Objective: The objective was to explore the best management algorithm for atrioventricular septal defect in conjunction with tetralogy of Fallot.
Methods: We reviewed the cases of 38 children referred to our division (March 1981-August 1997) who had atrioventricular septal defect associated with tetralogy of Fallot; 32 (84%) had Down syndrome. Twenty-one received initial palliation with a systemic-to-pulmonary artery shunt; of these, 2 (9.5%) died before complete repair. Thirty-one children underwent complete repair; 14 of these (45%) had undergone initial palliation (mean age at shunt 20 +/- 24 months). Right ventricular outflow obstruction was relieved by a transannular patch in 22 (71%); 14 (64% of 22) had a monocuspid valve inserted. Four required an infundibular patch.
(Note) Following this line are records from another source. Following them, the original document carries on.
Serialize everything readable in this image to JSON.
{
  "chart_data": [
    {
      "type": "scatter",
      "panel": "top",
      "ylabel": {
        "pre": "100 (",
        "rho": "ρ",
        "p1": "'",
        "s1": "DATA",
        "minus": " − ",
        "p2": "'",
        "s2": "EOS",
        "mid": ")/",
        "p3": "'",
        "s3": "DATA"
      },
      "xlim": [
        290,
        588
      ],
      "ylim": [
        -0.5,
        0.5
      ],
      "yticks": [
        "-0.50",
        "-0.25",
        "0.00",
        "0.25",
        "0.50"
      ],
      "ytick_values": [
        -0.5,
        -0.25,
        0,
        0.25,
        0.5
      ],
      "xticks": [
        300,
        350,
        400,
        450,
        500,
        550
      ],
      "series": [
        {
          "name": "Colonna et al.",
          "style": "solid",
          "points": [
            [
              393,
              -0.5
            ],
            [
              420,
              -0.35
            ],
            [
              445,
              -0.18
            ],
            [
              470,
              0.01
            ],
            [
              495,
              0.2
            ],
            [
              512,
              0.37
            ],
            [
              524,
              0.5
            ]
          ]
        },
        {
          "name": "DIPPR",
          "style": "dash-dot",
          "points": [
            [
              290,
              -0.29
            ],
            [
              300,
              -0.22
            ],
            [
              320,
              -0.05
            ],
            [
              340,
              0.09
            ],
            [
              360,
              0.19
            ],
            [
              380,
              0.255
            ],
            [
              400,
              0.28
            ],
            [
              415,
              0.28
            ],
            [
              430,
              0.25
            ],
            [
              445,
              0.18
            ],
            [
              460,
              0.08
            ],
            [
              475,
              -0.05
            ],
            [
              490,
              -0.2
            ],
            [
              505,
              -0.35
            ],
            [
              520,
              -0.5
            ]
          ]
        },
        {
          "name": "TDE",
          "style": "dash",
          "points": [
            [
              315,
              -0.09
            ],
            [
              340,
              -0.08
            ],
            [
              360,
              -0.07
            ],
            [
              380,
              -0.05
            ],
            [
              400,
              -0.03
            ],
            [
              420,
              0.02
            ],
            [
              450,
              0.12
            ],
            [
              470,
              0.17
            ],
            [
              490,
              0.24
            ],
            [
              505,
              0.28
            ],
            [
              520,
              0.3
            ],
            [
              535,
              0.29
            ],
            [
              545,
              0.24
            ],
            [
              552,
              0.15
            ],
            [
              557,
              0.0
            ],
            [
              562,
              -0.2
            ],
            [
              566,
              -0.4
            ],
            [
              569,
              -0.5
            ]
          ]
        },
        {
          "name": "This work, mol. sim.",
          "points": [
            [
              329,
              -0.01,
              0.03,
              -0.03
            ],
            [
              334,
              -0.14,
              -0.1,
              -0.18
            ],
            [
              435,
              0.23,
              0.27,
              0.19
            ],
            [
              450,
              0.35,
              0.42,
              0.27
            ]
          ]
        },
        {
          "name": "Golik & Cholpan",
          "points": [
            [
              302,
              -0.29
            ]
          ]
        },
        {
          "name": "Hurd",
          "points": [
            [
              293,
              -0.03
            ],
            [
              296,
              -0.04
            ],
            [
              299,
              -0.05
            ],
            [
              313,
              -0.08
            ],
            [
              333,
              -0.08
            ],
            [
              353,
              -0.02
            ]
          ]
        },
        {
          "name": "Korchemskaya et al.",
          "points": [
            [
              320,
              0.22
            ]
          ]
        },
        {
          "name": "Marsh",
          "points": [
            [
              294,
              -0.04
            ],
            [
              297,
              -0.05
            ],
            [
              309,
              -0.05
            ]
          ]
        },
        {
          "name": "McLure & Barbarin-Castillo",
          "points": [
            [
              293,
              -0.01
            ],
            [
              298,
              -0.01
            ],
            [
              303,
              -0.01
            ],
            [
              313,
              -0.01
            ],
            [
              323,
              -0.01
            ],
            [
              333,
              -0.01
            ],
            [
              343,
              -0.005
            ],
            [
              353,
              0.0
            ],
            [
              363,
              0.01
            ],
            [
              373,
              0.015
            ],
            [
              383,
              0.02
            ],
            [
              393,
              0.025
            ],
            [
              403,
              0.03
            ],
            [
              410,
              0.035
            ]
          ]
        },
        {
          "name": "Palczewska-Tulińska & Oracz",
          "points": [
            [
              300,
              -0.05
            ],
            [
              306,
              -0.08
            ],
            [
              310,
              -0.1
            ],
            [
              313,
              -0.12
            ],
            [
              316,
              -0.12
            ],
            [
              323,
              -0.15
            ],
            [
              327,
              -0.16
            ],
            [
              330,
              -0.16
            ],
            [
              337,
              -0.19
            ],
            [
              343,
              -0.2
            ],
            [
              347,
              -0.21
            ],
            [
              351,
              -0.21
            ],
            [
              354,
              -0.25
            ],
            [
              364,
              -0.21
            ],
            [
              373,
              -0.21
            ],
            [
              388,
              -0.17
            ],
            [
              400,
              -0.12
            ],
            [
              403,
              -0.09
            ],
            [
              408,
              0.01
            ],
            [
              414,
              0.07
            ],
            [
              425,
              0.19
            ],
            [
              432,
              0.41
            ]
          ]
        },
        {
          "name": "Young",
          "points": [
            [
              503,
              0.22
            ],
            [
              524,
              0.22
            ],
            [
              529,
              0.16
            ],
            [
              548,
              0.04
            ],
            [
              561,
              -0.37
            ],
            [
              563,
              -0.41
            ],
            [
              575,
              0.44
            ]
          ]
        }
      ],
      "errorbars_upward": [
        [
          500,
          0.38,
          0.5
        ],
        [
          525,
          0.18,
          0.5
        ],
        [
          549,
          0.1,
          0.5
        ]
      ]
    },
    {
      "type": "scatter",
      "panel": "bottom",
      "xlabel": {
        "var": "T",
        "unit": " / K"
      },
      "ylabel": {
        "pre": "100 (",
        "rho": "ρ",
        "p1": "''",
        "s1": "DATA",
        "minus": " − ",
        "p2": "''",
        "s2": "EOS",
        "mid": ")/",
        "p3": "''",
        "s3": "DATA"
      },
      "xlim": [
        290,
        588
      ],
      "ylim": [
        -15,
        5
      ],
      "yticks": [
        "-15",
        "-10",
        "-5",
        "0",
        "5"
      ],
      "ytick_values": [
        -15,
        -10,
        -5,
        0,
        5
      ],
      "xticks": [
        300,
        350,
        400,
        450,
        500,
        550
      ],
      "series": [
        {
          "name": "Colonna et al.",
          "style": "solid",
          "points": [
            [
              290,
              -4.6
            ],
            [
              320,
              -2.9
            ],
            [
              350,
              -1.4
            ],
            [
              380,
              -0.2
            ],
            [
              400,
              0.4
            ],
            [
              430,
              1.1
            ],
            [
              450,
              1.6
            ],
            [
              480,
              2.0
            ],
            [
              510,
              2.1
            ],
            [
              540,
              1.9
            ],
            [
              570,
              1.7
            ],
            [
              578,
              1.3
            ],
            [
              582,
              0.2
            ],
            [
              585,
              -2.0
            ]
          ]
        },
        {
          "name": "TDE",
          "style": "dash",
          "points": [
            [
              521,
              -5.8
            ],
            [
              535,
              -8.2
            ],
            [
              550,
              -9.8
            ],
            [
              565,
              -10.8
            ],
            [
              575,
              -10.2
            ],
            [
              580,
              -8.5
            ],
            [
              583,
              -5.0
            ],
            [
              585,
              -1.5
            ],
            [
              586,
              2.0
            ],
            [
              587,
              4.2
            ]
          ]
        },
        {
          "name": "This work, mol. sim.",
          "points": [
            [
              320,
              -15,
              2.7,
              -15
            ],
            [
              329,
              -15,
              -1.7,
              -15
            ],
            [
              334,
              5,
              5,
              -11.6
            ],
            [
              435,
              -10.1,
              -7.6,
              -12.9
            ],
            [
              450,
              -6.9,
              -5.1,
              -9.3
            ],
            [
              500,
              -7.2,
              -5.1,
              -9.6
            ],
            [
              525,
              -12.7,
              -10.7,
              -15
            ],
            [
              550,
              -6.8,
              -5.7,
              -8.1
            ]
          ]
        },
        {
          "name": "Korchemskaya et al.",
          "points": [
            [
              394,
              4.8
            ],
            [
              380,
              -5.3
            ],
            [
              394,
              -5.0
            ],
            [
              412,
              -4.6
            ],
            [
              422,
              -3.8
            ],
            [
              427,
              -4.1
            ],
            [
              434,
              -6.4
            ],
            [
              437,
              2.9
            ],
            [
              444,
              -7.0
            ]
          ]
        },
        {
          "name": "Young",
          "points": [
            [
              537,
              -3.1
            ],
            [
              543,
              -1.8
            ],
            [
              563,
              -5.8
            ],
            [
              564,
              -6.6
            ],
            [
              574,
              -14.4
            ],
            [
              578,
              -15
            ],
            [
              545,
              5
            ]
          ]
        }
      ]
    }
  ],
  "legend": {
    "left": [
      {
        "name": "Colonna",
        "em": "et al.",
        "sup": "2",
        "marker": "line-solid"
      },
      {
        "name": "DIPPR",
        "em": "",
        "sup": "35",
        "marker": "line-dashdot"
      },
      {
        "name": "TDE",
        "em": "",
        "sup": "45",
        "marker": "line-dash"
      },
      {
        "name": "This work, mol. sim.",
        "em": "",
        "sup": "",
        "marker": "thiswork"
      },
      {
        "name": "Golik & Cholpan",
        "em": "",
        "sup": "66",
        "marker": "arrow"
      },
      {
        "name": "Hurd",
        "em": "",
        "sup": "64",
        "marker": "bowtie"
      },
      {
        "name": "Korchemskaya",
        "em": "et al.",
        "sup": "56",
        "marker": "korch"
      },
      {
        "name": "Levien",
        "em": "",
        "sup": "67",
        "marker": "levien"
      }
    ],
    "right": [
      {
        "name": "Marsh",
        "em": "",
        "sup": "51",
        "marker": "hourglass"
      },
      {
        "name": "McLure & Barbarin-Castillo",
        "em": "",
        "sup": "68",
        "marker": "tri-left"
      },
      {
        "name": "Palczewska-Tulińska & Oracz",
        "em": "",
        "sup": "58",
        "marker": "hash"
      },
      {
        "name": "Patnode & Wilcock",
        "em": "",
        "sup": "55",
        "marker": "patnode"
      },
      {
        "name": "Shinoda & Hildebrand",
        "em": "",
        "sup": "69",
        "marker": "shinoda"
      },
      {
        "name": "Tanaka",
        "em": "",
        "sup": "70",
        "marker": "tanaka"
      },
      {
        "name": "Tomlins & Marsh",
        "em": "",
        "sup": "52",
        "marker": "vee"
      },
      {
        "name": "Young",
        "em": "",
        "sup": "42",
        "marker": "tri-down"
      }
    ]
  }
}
Results: Two children (6.4%) died early after repair; 1 had undergone previous palliation. Patients with palliation underwent repair at an older age (78 vs 36 months), required longer ventilatory support (8 vs 4 days) and inotropic support (8 vs 4 days), and had longer intensive care stays (11 vs 6 days) and hospital stays (24 vs 15 days). Eleven children (35%) underwent reoperation, 7 (58%) for right ventricular outflow reconstruction and pulmonary arterioplasty. Reoperation was more frequent in the palliation group than in the primary operation group (64% vs 12%). The single late death was related to a reoperation in the palliation group.
Conclusions: Atrioventricular septal defect with tetralogy of Fallot can be repaired with a low mortality rate. Initial palliation with a shunt resulted in a more complex postoperative course and a higher reoperative rate. Primary repair is superior to initial palliation with later repair.